Selon ce cadre de Lamuka, cette solution est la plus adaptée pour garantir la paix et la concorde nationale.

«Les réformes proposées et adoptées dans le cadre des institutions seront toujours contestables», prévient Jean-Pierre Lisanga Bonganga. «Et cela risque de créer de nouveau des frustrations», ajoute le Coordonnateur de la Dynamique pour une sortie de crise (DYSOC). Or, explique-t-il, «le but recherché c’est une paix durable et la concorde nationale qui ne peuvent être garanties que par la résolution de la crise de légitimité au travers de l’organisation des élections anticipées», précise-t-il dans un communiqué de presse dont une copie est parvenue à la rédaction de Forum des As.

Dans ce communiqué, Lisanga Bonganga souligne la nécessité de «mener des discussions entre les parties prenantes à la crise en dehors des institutions», affirmant que «la légitimité des animateurs des institutions est sujette à caution».

Il estime qu’«au regard de diverses initiatives prises depuis un certain temps, la DYSOC constate que tout le monde s’accorde au moins sur le fait de reconnaitre que notre pays est en crise». Ainsi rappelle-t-il «cette crise est profonde, multiforme et persistante».

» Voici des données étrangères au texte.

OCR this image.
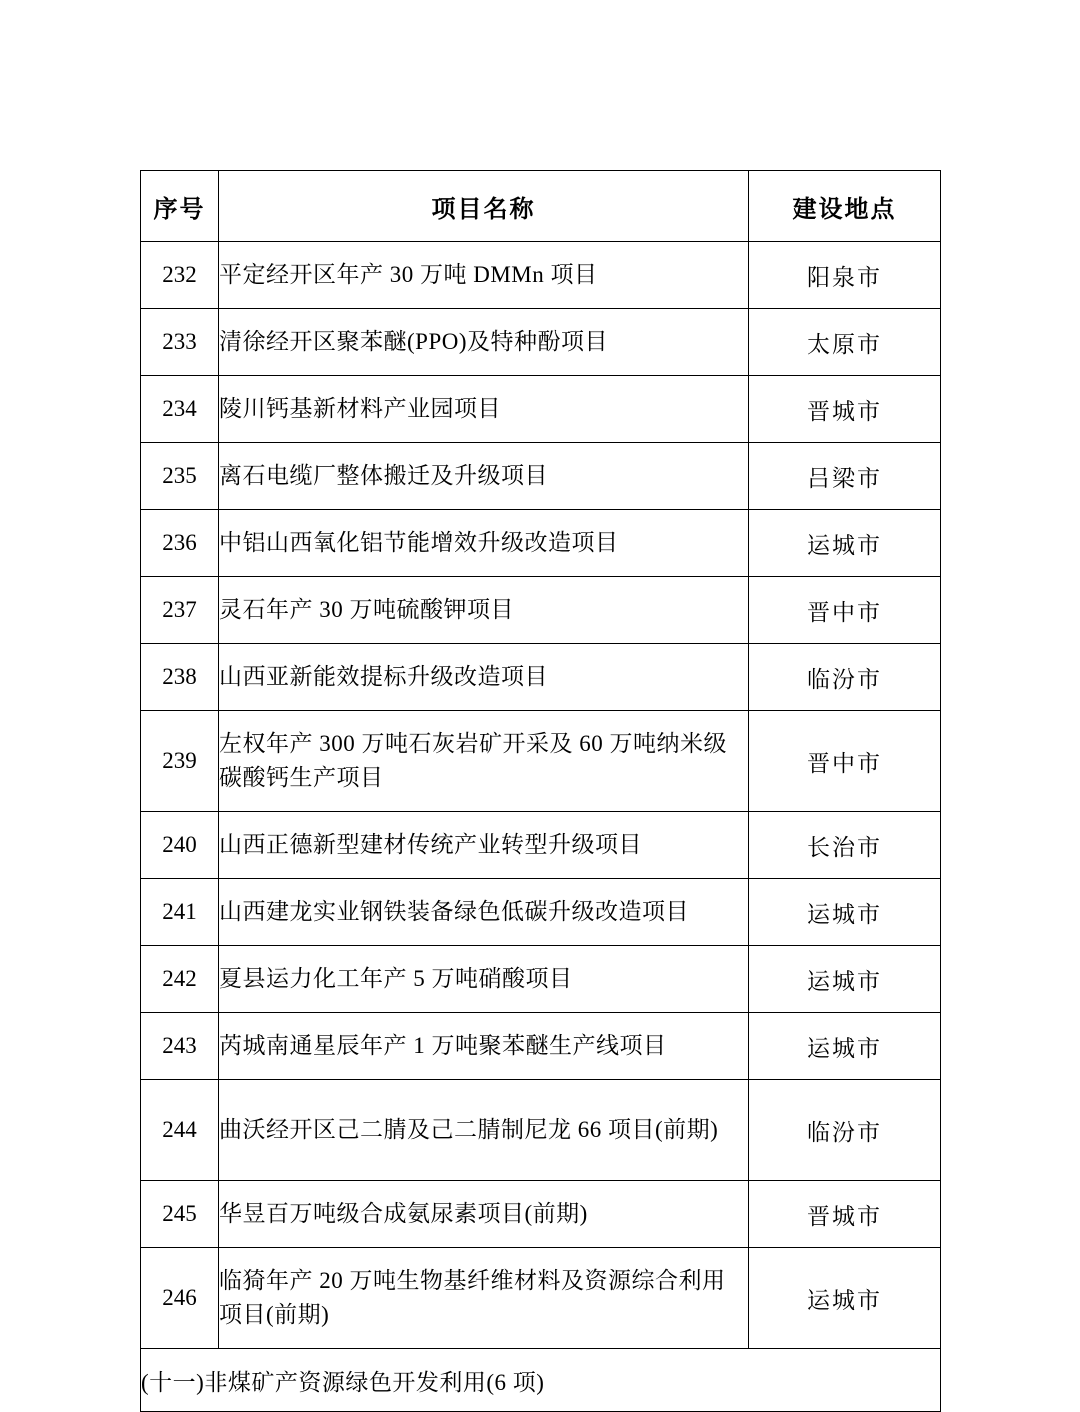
序号	项目名称	建设地点
232	平定经开区年产 30 万吨 DMMn 项目	阳泉市
233	清徐经开区聚苯醚(PPO)及特种酚项目	太原市
234	陵川钙基新材料产业园项目	晋城市
235	离石电缆厂整体搬迁及升级项目	吕梁市
236	中铝山西氧化铝节能增效升级改造项目	运城市
237	灵石年产 30 万吨硫酸钾项目	晋中市
238	山西亚新能效提标升级改造项目	临汾市
239	左权年产 300 万吨石灰岩矿开采及 60 万吨纳米级碳酸钙生产项目	晋中市
240	山西正德新型建材传统产业转型升级项目	长治市
241	山西建龙实业钢铁装备绿色低碳升级改造项目	运城市
242	夏县运力化工年产 5 万吨硝酸项目	运城市
243	芮城南通星辰年产 1 万吨聚苯醚生产线项目	运城市
244	曲沃经开区己二腈及己二腈制尼龙 66 项目(前期)	临汾市
245	华昱百万吨级合成氨尿素项目(前期)	晋城市
246	临猗年产 20 万吨生物基纤维材料及资源综合利用项目(前期)	运城市
(十一)非煤矿产资源绿色开发利用(6 项)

La DYSOC réaffirme ainsi sa position, celle de «soutenir des discussions, en dehors des institutions, entre les deux parties prenantes à la crise : à savoir, d’une part, la coalition FCC-CACH, et d’autre part, la coalition LAMUKA».
Quelles en sont les raisons? Lisanga Bonganga justifie sa démarche à travers plusieurs argumentaires qui «militent en faveur de la nécessité de mener ces discussions en dehors des institutions».

Pour lui, «les principaux animateurs des institutions émanent de la coalition FCC-CACH dont l’accord reste secret, inconnu du peuple qui n’a pas la possibilité d’en dénoncer la violation, à un moment donné, par l’une des parties».
De même, il constate que «le même peuple est pris en otage par les dysfonctionnements et les contradictions internes qui caractérisent cette coalition inédite».

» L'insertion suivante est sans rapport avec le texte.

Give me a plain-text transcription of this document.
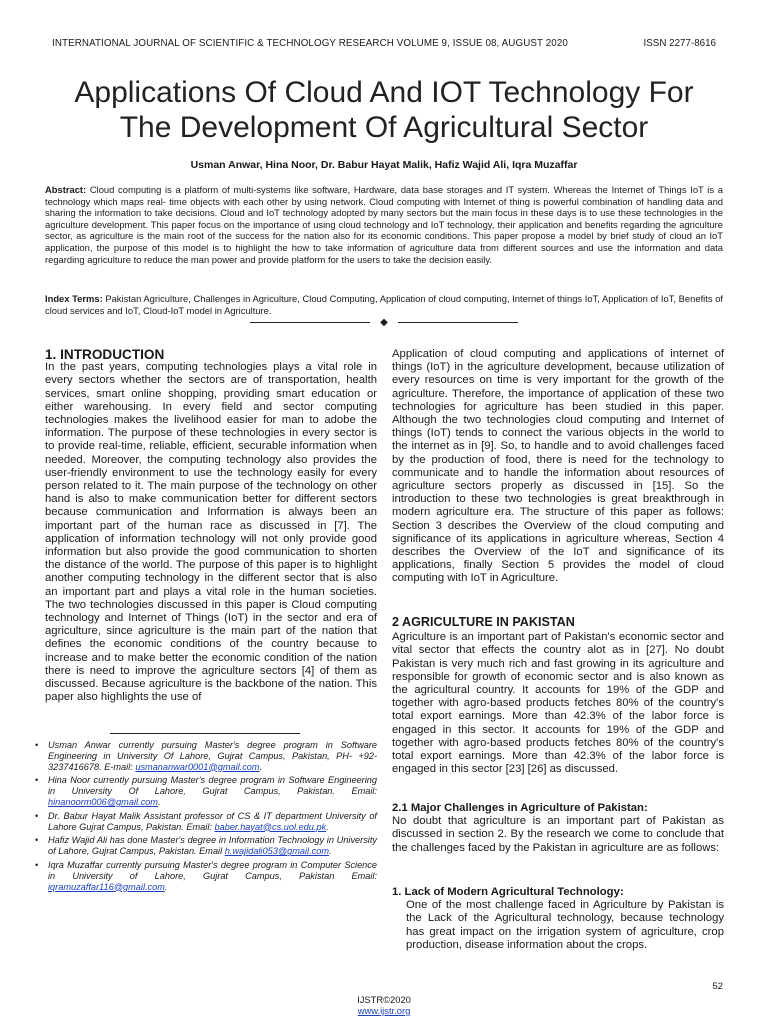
INTERNATIONAL JOURNAL OF SCIENTIFIC & TECHNOLOGY RESEARCH VOLUME 9, ISSUE 08, AUGUST 2020	ISSN 2277-8616
Applications Of Cloud And IOT Technology For
The Development Of Agricultural Sector
Usman Anwar, Hina Noor, Dr. Babur Hayat Malik, Hafiz Wajid Ali, Iqra Muzaffar
Abstract: Cloud computing is a platform of multi-systems like software, Hardware, data base storages and IT system. Whereas the Internet of Things IoT is a technology which maps real- time objects with each other by using network. Cloud computing with Internet of thing is powerful combination of handling data and sharing the information to take decisions. Cloud and IoT technology adopted by many sectors but the main focus in these days is to use these technologies in the agriculture development. This paper focus on the importance of using cloud technology and IoT technology, their application and benefits regarding the agriculture sector, as agriculture is the main root of the success for the nation also for its economic conditions. This paper propose a model by brief study of cloud an IoT application, the purpose of this model is to highlight the how to take information of agriculture data from different sources and use the information and data regarding agriculture to reduce the man power and provide platform for the users to take the decision easily.
Index Terms: Pakistan Agriculture, Challenges in Agriculture, Cloud Computing, Application of cloud computing, Internet of things IoT, Application of IoT, Benefits of cloud services and IoT, Cloud-IoT model in Agriculture.
◆
1. INTRODUCTION
In the past years, computing technologies plays a vital role in every sectors whether the sectors are of transportation, health services, smart online shopping, providing smart education or either warehousing. In every field and sector computing technologies makes the livelihood easier for man to adobe the information. The purpose of these technologies in every sector is to provide real-time, reliable, efficient, securable information when needed. Moreover, the computing technology also provides the user-friendly environment to use the technology easily for every person related to it. The main purpose of the technology on other hand is also to make communication better for different sectors because communication and Information is always been an important part of the human race as discussed in [7]. The application of information technology will not only provide good information but also provide the good communication to shorten the distance of the world. The purpose of this paper is to highlight another computing technology in the different sector that is also an important part and plays a vital role in the human societies. The two technologies discussed in this paper is Cloud computing technology and Internet of Things (IoT) in the sector and era of agriculture, since agriculture is the main part of the nation that defines the economic conditions of the country because to increase and to make better the economic condition of the nation there is need to improve the agriculture sectors [4] of them as discussed. Because agriculture is the backbone of the nation. This paper also highlights the use of
• Usman Anwar currently pursuing Master's degree program in Software Engineering in University Of Lahore, Gujrat Campus, Pakistan, PH- +92-3237416678. E-mail: usmananwar0001@gmail.com.
• Hina Noor currently pursuing Master's degree program in Software Engineering in University Of Lahore, Gujrat Campus, Pakistan. Email: hinanoorm006@gmail.com.
• Dr. Babur Hayat Malik Assistant professor of CS & IT department University of Lahore Gujrat Campus, Pakistan. Email: baber.hayat@cs.uol.edu.pk.
• Hafiz Wajid Ali has done Master's degree in Information Technology in University of Lahore, Gujrat Campus, Pakistan. Email h.wajidali053@gmail.com.
• Iqra Muzaffar currently pursuing Master's degree program in Computer Science in University of Lahore, Gujrat Campus, Pakistan Email: iqramuzaffar116@gmail.com.
Application of cloud computing and applications of internet of things (IoT) in the agriculture development, because utilization of every resources on time is very important for the growth of the agriculture. Therefore, the importance of application of these two technologies for agriculture has been studied in this paper. Although the two technologies cloud computing and Internet of things (IoT) tends to connect the various objects in the world to the internet as in [9]. So, to handle and to avoid challenges faced by the production of food, there is need for the technology to communicate and to handle the information about resources of agriculture sectors properly as discussed in [15]. So the introduction to these two technologies is great breakthrough in modern agriculture era. The structure of this paper as follows: Section 3 describes the Overview of the cloud computing and significance of its applications in agriculture whereas, Section 4 describes the Overview of the IoT and significance of its applications, finally Section 5 provides the model of cloud computing with IoT in Agriculture.
2 AGRICULTURE IN PAKISTAN
Agriculture is an important part of Pakistan's economic sector and vital sector that effects the country alot as in [27]. No doubt Pakistan is very much rich and fast growing in its agriculture and responsible for growth of economic sector and is also known as the agricultural country. It accounts for 19% of the GDP and together with agro-based products fetches 80% of the country's total export earnings. More than 42.3% of the labor force is engaged in this sector. It accounts for 19% of the GDP and together with agro-based products fetches 80% of the country's total export earnings. More than 42.3% of the labor force is engaged in this sector [23] [26] as discussed.
2.1 Major Challenges in Agriculture of Pakistan:
No doubt that agriculture is an important part of Pakistan as discussed in section 2. By the research we come to conclude that the challenges faced by the Pakistan in agriculture are as follows:
1. Lack of Modern Agricultural Technology:
One of the most challenge faced in Agriculture by Pakistan is the Lack of the Agricultural technology, because technology has great impact on the irrigation system of agriculture, crop production, disease information about the crops.
52
IJSTR©2020
www.ijstr.org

Sur un autre registre, la DYSOC fait savoir que «les concertations entre le FCC et le CACH se font au sein d’un Comité de suivi dont les réunions se tiennent en dehors des institutions et dont les membres ne sont pas tous animateurs des institutions».

BROUILLE AU SEIN DES INSTITUTIONS

«Nul n’ignore que l’institution Président de la République est en conflit avec l’institution Parlement par les Cours et Tribunaux interposés».

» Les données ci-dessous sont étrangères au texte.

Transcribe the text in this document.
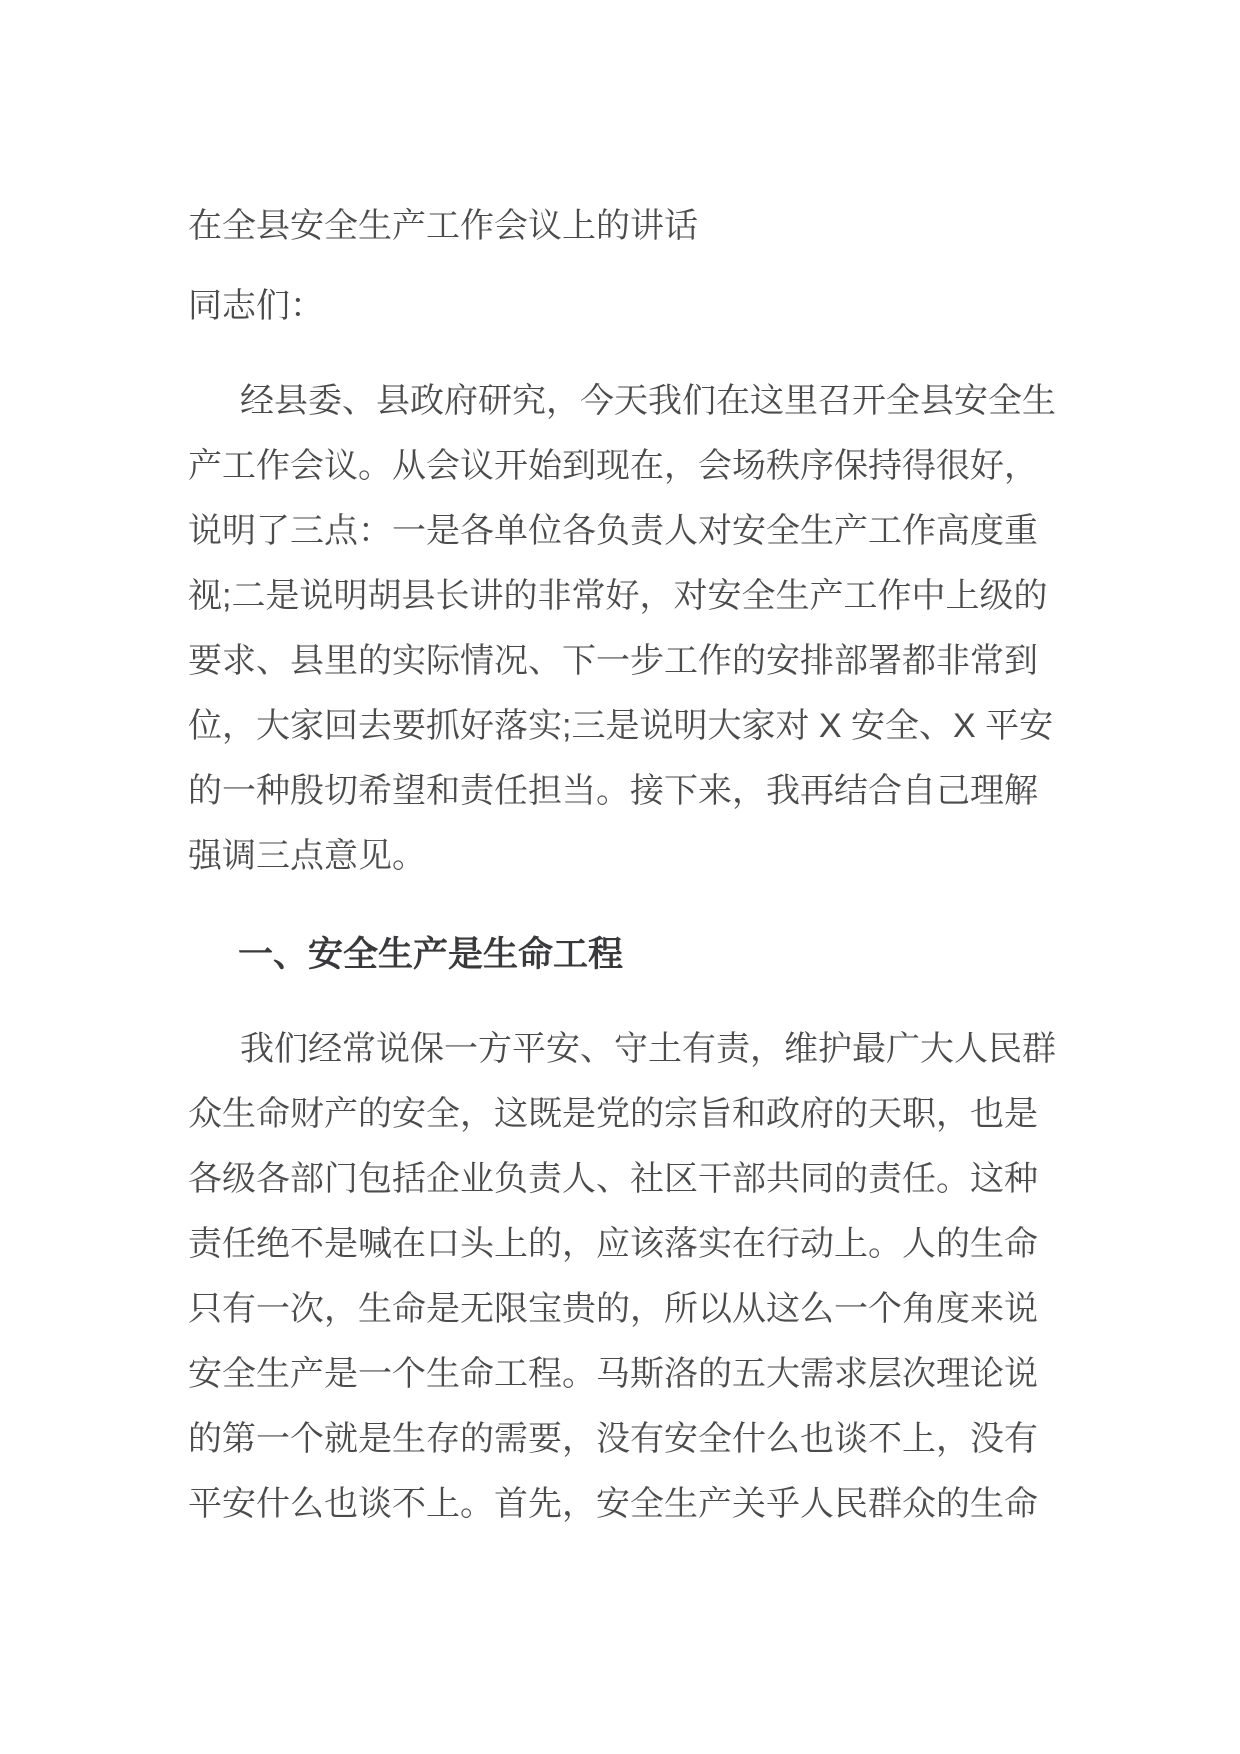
在全县安全生产工作会议上的讲话

同志们：

经县委、县政府研究，今天我们在这里召开全县安全生
产工作会议。从会议开始到现在，会场秩序保持得很好，
说明了三点：一是各单位各负责人对安全生产工作高度重
视;二是说明胡县长讲的非常好，对安全生产工作中上级的
要求、县里的实际情况、下一步工作的安排部署都非常到
位，大家回去要抓好落实;三是说明大家对 X 安全、X 平安
的一种殷切希望和责任担当。接下来，我再结合自己理解
强调三点意见。
一、安全生产是生命工程
我们经常说保一方平安、守土有责，维护最广大人民群
众生命财产的安全，这既是党的宗旨和政府的天职，也是
各级各部门包括企业负责人、社区干部共同的责任。这种
责任绝不是喊在口头上的，应该落实在行动上。人的生命
只有一次，生命是无限宝贵的，所以从这么一个角度来说
安全生产是一个生命工程。马斯洛的五大需求层次理论说
的第一个就是生存的需要，没有安全什么也谈不上，没有
平安什么也谈不上。首先，安全生产关乎人民群众的生命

VIVEMENT DES REFORMES EN DEHORS DES INSTITUTIONS

“Les dysfonctionnements et autres incohérences déplorés entre l’institution Président de la République et l’institution Gouvernement sont pour la DYSOC d’autres formes de conflit à la tête de la RDC”, fait remarquer Lisanga Bonganga.

«Ces conflits et dysfonctionnements interinstitutionnels ne sont pas de nature à garantir la conception et l’adoption concertée et consensuelle, au sein des institutions, des réformes impératives dont le pays a besoin», martèle Lisanga Bonganga.

Pour le coordonnateur de la DYSOC, accepter que les réformes se fassent au sein des Institutions, c’est accepter que les lois, qui doivent formaliser ces réformes pour leur mise en œuvre, soient votées par le Parlement au sein duquel la coalition FCC-CACH jouit d’une majorité mécanique».

«Dès lors, les réformes dont question seront dirigées contre l’Opposition parlementaire, et, en réalité, contre la coalition LAMUKA. Ces réformes seront donc partisanes, ce qui nous éloigne de l’objectif visé», proteste-t-il.

D’une certaine manière, explique Lisanga Bonganga, «accepter que les réformes se fassent au sein des institutions, c’est faire semblant d’ignorer les dégâts causés par les nombreux groupes armés responsables de l’insécurité qui sévit dans la partie Est de notre pays». Ces groupes armés, pense-t-il, «passent outre l’existence des institutions mises en place et ne se sentent pas concernés par les décisions prises par ces institutions».

OPPORTUNITE DES REFORMES

«En tout état de cause, le cadre des discussions entre les parties prenantes à la crise, en dehors des institutions, ne devrait pas être interprétée comme une intention d’écarter les institutions du processus de mise en place des réformes impératives», insiste Lisanga Bonganga.
Toutefois, i la DYSOC, est d’avis que «les résolutions consensuellement, prises à l’issue des discussions entre les parties prenantes à la crise, seront soumises au Parlement pour entérinement, afin de garantir la légalité de la mise en œuvre des réformes impératives, seul gage d’une paix durable et de concorde nationale».